To date, no clinical trials have demonstrated a beneficial effect of RAS inhibition on any relevant health outcomes in normotensive patients with diabetes who have microalbuminuria. Further, I dispute the idea that macroalbuminuria is a relevant outcome. We do not know how many of these people will ultimately progress or how long any progression may take. Relevant outcomes in a trial evaluating RAS therapies are kidney failure, CVD and CV death. Therein lies the problem, and why we have the debate, because to follow people out to these endpoints will take a long time. In clinical trials in normotensive patients with microalbuminuria, treatment with a RAS inhibitor does slow the progression of albuminuria and increase the frequency of regression; however, there is no evidence that the progression of albuminuria was associated with any reduction in the relevant outcomes, which are kidney and cardiac death.

Robert Nelson

Many patients with microalbuminuria regress spontaneously to normoalbuminuria during follow-up, and lower BP is a key predictor of that regression. Therefore, initiating lifetime treatment with RAS blockade should not be recommended in all normotensive patients with diabetes who present with microalbuminuria, as these individuals are more likely to regress even in the absence of such treatment.Early treatment with RAS inhibition may be associated with increased risk for kidney and CV events in normotensive patients with diabetes. The beneficial effects of treatment are found in those with higher BP, whereas the detrimental effects of treatment may overshadow the beneficial effects in those with lower BP.

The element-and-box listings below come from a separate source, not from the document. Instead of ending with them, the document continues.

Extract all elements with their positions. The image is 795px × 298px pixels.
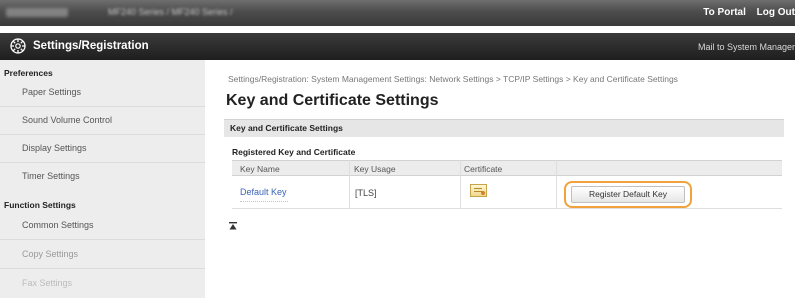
default-key-link[interactable]: Default Key	[240, 187, 287, 197]
table-header: Key Name Key Usage Certificate	[232, 160, 782, 176]
sidebar-item-common-settings[interactable]: Common Settings	[22, 220, 94, 230]
register-default-key-highlight[interactable]: Register Default Key	[564, 181, 692, 208]
app-title: Settings/Registration	[33, 40, 149, 52]
breadcrumb: Settings/Registration: System Management…	[228, 74, 678, 84]
back-to-top-icon[interactable]	[229, 222, 237, 230]
sidebar-item-sound-volume[interactable]: Sound Volume Control	[22, 115, 112, 125]
title-bar: Settings/Registration Mail to System Man…	[0, 33, 795, 60]
section-header: Key and Certificate Settings	[224, 119, 784, 137]
section-title: Key and Certificate Settings	[230, 123, 343, 133]
top-links: To Portal Log Out	[695, 7, 795, 18]
page-title: Key and Certificate Settings	[226, 92, 439, 109]
top-bar: MF240 Series / MF240 Series / To Portal …	[0, 0, 795, 26]
header-key-name: Key Name	[240, 164, 280, 174]
table-title: Registered Key and Certificate	[232, 147, 356, 157]
preferences-heading: Preferences	[4, 68, 53, 78]
header-certificate: Certificate	[464, 164, 503, 174]
certificate-icon[interactable]	[470, 184, 487, 197]
sidebar-item-paper-settings[interactable]: Paper Settings	[22, 87, 81, 97]
key-usage-value: [TLS]	[355, 188, 377, 198]
sidebar-item-display-settings[interactable]: Display Settings	[22, 143, 87, 153]
sidebar-item-fax-settings[interactable]: Fax Settings	[22, 278, 72, 288]
register-default-key-button[interactable]: Register Default Key	[571, 186, 685, 203]
header-key-usage: Key Usage	[354, 164, 396, 174]
device-name	[6, 8, 68, 17]
function-settings-heading: Function Settings	[4, 200, 76, 210]
to-portal-link[interactable]: To Portal	[703, 7, 746, 18]
log-out-link[interactable]: Log Out	[757, 7, 795, 18]
settings-gear-icon	[10, 38, 26, 54]
sidebar-item-copy-settings[interactable]: Copy Settings	[22, 249, 78, 259]
sidebar-item-timer-settings[interactable]: Timer Settings	[22, 171, 80, 181]
sidebar: Preferences Paper Settings Sound Volume …	[0, 60, 205, 298]
mail-system-manager-link[interactable]: Mail to System Manager	[698, 42, 795, 52]
model-name: MF240 Series / MF240 Series /	[108, 7, 233, 17]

The 2012 Kidney Disease: Improving Global Outcomes (KDIGO) clinical practice guideline states that several trials have shown the benefit of ACE inhibitors or ARBs over placebo in patients with microalbuminuria, irrespective of pretreatment BP, and ADA BP guidelines likewise suggest that clinicians may consider RAS inhibition in patients with diabetes, microalbuminuria and comorbid hypertension. That is a suggestion — not a recommendation — because we do not have evidence to say anything about it with respect to albuminuria. The ADA guideline is silent on ACE inhibitor or ARB therapy in normotensive patients with diabetes.

Some normotensive patients with diabetes and microalbuminuria, especially those with additional risk factors for diabetic kidney disease, may benefit from RAS inhibition. Others without these risk factors, however, may not benefit from such treatment. We should therefore exercise judgment in selecting which patients from this lower risk group to treat. Applying the unproven treatment to all patients with diabetes who present with microalbuminuria is not a reasonable therapeutic approach.

Robert Nelson, MD, PhD, is a senior investigator at the Phoenix Epidemiology and Clinical Research Branch of the National Institute of Diabetes and Digestive and Kidney Diseases at the NIH. Disclosure: Nelson reports no relevant financial disclosures.